Banks play game of chicken with municipal depositors

The next time the Federal Reserve raises rates, which it’s expected to do in March, expect to hear more questions from investors about the cost of keeping depositors around — especially municipal depositors.

It’s not hard to see why. After all, city and county governments have a certain reputation for being high-maintenance customers. Winning those accounts often requires a lengthy and competitive bidding process, their deposits must be collateralized, and those clients are famously rate-sensitive.

Or are they?

Some bankers and analysts say it’s not that simple. Sure, some municipal clients likely will ask for higher rates on their deposits the day the Fed moves, but many won’t. But there is a more complicated story behind the numbers, said Chris Marinac, director of research at FIG Partners in Atlanta.

“Some of that is perceived, and some of that is real, and the reality is that we don’t know how much will happen because it’s still evolving,” he said.

Bar chart ranking banks by municipal deposits to total deposits

Bankers say that’s because many municipal clients keep their funds short-term and liquid, so they are less demanding when it comes to rate of return. Expectations depend on the municipality in question.

Still, there has already been some talk of rate pressure from municipal depositors on earnings calls, so investors’ concerns aren’t totally unfounded. And the questions will only mount.
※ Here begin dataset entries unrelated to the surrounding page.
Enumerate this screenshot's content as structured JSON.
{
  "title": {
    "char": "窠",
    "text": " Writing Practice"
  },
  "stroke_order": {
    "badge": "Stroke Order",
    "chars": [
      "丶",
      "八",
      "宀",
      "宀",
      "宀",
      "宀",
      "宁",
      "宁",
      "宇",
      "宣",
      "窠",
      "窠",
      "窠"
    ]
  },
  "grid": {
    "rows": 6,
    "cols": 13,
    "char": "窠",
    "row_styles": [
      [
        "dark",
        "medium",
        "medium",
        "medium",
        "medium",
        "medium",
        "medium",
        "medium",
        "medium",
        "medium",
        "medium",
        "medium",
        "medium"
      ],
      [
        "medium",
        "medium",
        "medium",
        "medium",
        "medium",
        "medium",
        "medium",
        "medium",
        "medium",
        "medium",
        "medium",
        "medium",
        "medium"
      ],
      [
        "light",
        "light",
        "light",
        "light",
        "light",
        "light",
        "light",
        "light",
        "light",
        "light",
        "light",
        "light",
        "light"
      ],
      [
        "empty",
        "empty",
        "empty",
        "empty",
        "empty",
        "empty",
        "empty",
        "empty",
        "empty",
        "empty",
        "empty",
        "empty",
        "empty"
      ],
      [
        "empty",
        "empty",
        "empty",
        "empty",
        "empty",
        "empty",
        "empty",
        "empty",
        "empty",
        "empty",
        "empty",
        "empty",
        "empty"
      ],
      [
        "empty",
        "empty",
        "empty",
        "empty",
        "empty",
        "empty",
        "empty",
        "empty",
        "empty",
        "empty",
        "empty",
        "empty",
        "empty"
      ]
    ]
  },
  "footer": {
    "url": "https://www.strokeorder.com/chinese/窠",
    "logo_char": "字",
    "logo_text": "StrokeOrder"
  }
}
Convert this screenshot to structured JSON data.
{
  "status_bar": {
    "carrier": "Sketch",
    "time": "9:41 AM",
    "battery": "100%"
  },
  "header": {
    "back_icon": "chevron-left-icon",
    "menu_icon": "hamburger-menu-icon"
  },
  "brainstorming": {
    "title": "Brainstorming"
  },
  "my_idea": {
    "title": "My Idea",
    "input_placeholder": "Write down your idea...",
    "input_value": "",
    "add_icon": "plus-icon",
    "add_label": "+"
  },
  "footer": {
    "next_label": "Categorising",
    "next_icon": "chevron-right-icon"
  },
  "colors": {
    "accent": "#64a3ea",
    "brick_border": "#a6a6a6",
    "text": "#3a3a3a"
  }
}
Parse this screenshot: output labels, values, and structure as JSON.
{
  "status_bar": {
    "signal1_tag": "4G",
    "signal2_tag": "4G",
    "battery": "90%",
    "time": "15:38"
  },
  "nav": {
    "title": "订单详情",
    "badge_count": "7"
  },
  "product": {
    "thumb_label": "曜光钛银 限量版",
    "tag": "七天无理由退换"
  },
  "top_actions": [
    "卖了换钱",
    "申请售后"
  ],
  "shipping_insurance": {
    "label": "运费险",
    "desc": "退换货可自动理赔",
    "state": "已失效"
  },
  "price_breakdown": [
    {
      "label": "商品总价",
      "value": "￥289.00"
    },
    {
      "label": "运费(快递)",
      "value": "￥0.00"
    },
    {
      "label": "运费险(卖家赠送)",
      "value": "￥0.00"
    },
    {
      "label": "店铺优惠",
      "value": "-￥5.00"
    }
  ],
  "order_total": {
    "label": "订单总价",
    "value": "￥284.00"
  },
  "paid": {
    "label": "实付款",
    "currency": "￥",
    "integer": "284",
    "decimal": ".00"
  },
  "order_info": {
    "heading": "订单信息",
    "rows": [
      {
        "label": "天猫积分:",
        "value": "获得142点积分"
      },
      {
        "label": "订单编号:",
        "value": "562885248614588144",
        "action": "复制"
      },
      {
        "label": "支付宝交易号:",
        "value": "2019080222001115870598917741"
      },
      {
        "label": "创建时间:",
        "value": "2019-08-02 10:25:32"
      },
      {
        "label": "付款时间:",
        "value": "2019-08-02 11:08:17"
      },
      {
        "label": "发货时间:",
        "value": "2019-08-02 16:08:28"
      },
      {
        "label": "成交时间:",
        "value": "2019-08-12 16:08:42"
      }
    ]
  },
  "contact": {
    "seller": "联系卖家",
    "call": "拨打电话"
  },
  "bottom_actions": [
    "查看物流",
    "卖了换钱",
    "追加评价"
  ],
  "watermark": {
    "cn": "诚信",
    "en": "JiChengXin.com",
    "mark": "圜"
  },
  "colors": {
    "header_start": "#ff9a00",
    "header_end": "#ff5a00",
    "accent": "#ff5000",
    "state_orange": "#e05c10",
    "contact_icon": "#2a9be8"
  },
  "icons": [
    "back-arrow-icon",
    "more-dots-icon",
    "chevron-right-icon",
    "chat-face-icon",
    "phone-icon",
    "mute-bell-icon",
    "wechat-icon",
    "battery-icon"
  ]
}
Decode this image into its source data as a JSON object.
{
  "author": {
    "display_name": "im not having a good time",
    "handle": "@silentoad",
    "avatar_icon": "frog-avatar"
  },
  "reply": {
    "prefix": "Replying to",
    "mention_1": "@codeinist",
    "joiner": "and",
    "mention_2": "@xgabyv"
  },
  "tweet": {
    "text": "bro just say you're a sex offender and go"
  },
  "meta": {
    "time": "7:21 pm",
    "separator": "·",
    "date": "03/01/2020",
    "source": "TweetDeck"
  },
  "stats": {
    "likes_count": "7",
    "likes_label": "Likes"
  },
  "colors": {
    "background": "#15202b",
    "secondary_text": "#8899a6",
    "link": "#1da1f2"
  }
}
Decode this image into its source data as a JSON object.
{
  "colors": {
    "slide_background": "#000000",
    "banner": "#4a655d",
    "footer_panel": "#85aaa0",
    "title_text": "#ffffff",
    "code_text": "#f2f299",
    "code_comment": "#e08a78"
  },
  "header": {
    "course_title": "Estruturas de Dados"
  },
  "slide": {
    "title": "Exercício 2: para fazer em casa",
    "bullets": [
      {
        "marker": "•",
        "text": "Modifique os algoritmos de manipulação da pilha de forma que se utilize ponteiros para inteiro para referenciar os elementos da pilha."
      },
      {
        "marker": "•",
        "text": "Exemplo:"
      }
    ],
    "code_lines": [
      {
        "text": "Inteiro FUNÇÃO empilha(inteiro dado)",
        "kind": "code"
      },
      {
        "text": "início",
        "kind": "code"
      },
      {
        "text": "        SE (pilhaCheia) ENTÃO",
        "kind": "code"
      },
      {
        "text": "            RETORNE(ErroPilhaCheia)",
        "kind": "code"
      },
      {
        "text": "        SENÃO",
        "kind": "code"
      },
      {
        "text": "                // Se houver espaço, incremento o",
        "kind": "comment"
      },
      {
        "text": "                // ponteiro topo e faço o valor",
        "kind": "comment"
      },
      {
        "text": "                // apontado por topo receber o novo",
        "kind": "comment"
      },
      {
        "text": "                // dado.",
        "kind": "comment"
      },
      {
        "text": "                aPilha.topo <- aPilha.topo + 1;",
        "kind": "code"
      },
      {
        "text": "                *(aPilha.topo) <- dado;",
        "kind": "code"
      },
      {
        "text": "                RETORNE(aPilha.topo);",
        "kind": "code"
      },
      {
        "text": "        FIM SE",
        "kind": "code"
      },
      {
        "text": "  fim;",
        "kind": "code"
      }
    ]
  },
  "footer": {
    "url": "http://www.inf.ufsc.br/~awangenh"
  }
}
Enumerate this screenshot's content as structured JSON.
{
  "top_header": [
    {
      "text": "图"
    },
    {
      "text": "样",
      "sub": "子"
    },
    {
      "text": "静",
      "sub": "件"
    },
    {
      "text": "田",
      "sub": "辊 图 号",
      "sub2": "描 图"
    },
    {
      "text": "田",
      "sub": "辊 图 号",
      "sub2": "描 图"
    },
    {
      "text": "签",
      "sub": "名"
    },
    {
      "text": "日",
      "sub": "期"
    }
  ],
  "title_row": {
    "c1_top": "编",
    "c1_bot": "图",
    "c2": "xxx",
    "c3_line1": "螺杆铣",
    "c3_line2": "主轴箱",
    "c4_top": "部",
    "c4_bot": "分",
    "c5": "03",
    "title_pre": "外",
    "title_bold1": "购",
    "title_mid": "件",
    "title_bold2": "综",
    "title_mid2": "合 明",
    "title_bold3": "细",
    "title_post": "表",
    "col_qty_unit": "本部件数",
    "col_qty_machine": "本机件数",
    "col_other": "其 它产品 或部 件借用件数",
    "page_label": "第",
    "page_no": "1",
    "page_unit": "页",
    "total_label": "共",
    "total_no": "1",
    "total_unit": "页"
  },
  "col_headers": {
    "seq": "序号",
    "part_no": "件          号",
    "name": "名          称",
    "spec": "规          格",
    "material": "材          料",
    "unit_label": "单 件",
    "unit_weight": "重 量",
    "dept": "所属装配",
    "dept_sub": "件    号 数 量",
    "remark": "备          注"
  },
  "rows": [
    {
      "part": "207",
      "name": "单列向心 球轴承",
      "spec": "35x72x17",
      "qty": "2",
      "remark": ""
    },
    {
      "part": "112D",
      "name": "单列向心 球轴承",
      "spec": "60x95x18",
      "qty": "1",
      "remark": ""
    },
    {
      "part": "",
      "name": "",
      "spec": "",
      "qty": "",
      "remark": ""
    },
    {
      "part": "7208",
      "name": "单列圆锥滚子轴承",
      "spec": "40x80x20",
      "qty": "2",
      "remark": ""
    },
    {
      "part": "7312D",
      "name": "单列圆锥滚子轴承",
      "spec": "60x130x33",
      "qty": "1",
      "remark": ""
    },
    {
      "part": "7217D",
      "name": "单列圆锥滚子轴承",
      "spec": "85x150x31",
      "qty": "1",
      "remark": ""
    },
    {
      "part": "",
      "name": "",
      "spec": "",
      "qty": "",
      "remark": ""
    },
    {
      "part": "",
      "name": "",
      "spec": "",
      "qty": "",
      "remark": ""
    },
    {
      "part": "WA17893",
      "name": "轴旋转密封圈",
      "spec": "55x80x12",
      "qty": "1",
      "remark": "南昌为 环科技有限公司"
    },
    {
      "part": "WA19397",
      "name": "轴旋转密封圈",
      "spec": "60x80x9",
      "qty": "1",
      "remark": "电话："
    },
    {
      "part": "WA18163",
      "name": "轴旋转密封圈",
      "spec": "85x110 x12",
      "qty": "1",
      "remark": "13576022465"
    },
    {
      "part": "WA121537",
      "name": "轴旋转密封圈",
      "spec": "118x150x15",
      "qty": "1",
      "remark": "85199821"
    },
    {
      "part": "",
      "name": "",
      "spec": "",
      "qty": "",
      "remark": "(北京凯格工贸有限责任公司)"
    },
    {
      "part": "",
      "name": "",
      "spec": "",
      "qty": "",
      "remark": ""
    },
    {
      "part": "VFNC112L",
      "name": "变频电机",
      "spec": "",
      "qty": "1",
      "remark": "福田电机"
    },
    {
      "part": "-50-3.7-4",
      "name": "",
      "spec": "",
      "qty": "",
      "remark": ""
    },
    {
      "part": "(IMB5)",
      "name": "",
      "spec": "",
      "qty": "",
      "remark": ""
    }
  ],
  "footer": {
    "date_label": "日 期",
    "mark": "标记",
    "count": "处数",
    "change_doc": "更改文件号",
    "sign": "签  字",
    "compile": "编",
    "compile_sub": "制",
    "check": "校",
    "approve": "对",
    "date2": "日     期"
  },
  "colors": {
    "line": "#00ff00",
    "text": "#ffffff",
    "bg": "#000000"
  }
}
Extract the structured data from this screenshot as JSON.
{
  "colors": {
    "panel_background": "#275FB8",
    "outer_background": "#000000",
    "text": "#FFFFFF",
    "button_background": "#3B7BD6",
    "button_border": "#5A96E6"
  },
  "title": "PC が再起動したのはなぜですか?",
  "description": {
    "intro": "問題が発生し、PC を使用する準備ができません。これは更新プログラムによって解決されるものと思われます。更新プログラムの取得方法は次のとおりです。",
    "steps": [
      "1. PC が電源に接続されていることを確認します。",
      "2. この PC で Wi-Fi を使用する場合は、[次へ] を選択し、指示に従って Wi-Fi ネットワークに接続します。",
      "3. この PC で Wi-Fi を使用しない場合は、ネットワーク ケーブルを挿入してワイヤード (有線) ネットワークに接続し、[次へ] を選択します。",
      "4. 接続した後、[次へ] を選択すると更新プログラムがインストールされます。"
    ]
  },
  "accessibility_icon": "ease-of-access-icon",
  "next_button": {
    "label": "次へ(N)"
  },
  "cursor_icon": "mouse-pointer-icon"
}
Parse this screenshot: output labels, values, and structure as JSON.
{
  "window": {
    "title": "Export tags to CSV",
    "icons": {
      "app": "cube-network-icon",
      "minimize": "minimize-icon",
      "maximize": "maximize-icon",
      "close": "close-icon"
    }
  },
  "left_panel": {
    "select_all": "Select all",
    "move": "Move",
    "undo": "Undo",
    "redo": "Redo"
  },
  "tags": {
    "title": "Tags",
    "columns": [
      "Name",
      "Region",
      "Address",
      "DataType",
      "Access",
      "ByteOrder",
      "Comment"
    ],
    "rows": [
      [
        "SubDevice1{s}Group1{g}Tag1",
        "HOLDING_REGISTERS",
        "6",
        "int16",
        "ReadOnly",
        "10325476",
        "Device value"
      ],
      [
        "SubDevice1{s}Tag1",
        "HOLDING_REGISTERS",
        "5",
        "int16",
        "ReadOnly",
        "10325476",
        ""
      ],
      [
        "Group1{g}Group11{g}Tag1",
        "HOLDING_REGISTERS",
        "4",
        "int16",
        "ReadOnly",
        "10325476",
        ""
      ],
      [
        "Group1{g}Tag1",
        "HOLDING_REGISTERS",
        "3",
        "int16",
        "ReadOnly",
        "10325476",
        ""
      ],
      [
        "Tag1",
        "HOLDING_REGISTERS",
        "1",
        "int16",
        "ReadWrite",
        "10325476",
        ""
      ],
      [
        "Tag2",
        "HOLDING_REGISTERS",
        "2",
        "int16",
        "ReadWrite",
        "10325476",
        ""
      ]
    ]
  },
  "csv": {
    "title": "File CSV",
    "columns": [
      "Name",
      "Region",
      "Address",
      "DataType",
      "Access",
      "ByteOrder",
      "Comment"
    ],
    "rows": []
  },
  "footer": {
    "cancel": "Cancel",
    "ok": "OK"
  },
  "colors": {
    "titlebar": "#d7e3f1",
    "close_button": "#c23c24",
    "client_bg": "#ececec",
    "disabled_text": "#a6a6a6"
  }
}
The Fed has raised rates five times and 125 basis points since late 2015, and Chairman Jerome Powell’s recent testimony before Congress boosted expectations that the central bank could raise rates as many as four times this year.

“Not all municipal deposits are created equal, but generally yes, we do think [rates on those deposits] are going to increase faster and frankly I think they already have,” said Michael Perito, a research analyst with Keefe, Bruyette & Woods. “We heard from multiple banks on conference calls and the conference circuit that one area where they were seeing pressure was in municipal deposits.”

Executives at Flushing Financial, FCB Financial Holdings and Civista Bancshares all fielded investor questions about municipal deposits on their third-quarter earnings calls in the fall.

John Buran, president and CEO of Flushing Financial, in New York, said that after keeping municipal deposit costs “considerably below market rates” for several months following several Fed rate increases, the $6.3 billion-asset bank eventually started paying up for those deposits to keep up with competitive pressure.

James Miller, president and CEO of Civista, of Sandusky, Ohio, said the $1.5 billion-asset bank did see some “limited pressure” from some municipal clients and extended rates on a few accounts, but he said that “had virtually no impact on our overall funding costs.”

Of course, there are still benefits to having a municipal banking business. For one thing, those banking relationships are hard to move and sometimes involve a bidding process, so a rate-shopping depositor probably won’t pack up their operating accounts and switch banks immediately.

Even after factoring in potentially higher rates, municipal deposits can still end up being more profitable than commercial deposits. Perito said that’s because the fixed expenses associated with commercial deposits — the credit team and support staff to handle a business relationship, the reserve against a loan associated with that relationship — are sometimes are much higher than those tied to municipal relationships.

“I find that [municipal depositors] are not quite as rate-sensitive as the corporates or big endowments,” Robert Mahoney, president and CEO of the $2.7 billion-asset Belmont Savings Bank in Massachusetts, said in an interview. “Their money is fairly short-cycled. They get quarterly tax payments. They get tax payments in January, they have a big slug of dough, and then it works its way down over the next 90 days.”

Charles Shaffer, the chief financial officer at the $5.8 billion-asset Seacoast Bank in Stuart, Fla., offered a similar assessment. Seacoast’s municipal banking business involves largely operational accounts that municipalities need to keep fairly liquid. He also attributes the lack of rate pressure in that business to the kinds of communities Seacoast banks: smaller, rural municipalities that have had longstanding relationships with the bank.

“If you’re focused on smaller, rural communities there’s just not a lot of rate pressure there,” he said in an interview.

It stands to reason that larger municipalities, with more cash to park, would be more rate-sensitive.

Describing municipal banking as a “mixed bag,” Jim Cantrell, the chief investment officer and treasurer at the $3.2 billion-asset MidWestOne Bank in Iowa City, Iowa, said that when municipal clients come calling for a better rate, they usually tend to be the clients with higher balances.

Marinac said that in evaluating a bank’s municipal deposit business, it’s worth understanding what proportion of those clients the bank considers to be longstanding relationships that aren’t likely to flee for a few more basis points.

Consider a bank’s loan-to-deposit ratio, too, he said. A bank with a lot of municipal deposits on its books might not necessarily have to pay extra to keep those as soon as the Fed moves if it has plenty of deposits to fund further growth in the form of loans. Banks with higher loan-to-deposit ratios, on the other hand, might feel they have less room to negotiate.

“You’ve got companies who have a high amount of municipal deposits but relatively moderate or low costs of deposits,” Marinac said. “It’s not always true, but it is true sometimes.”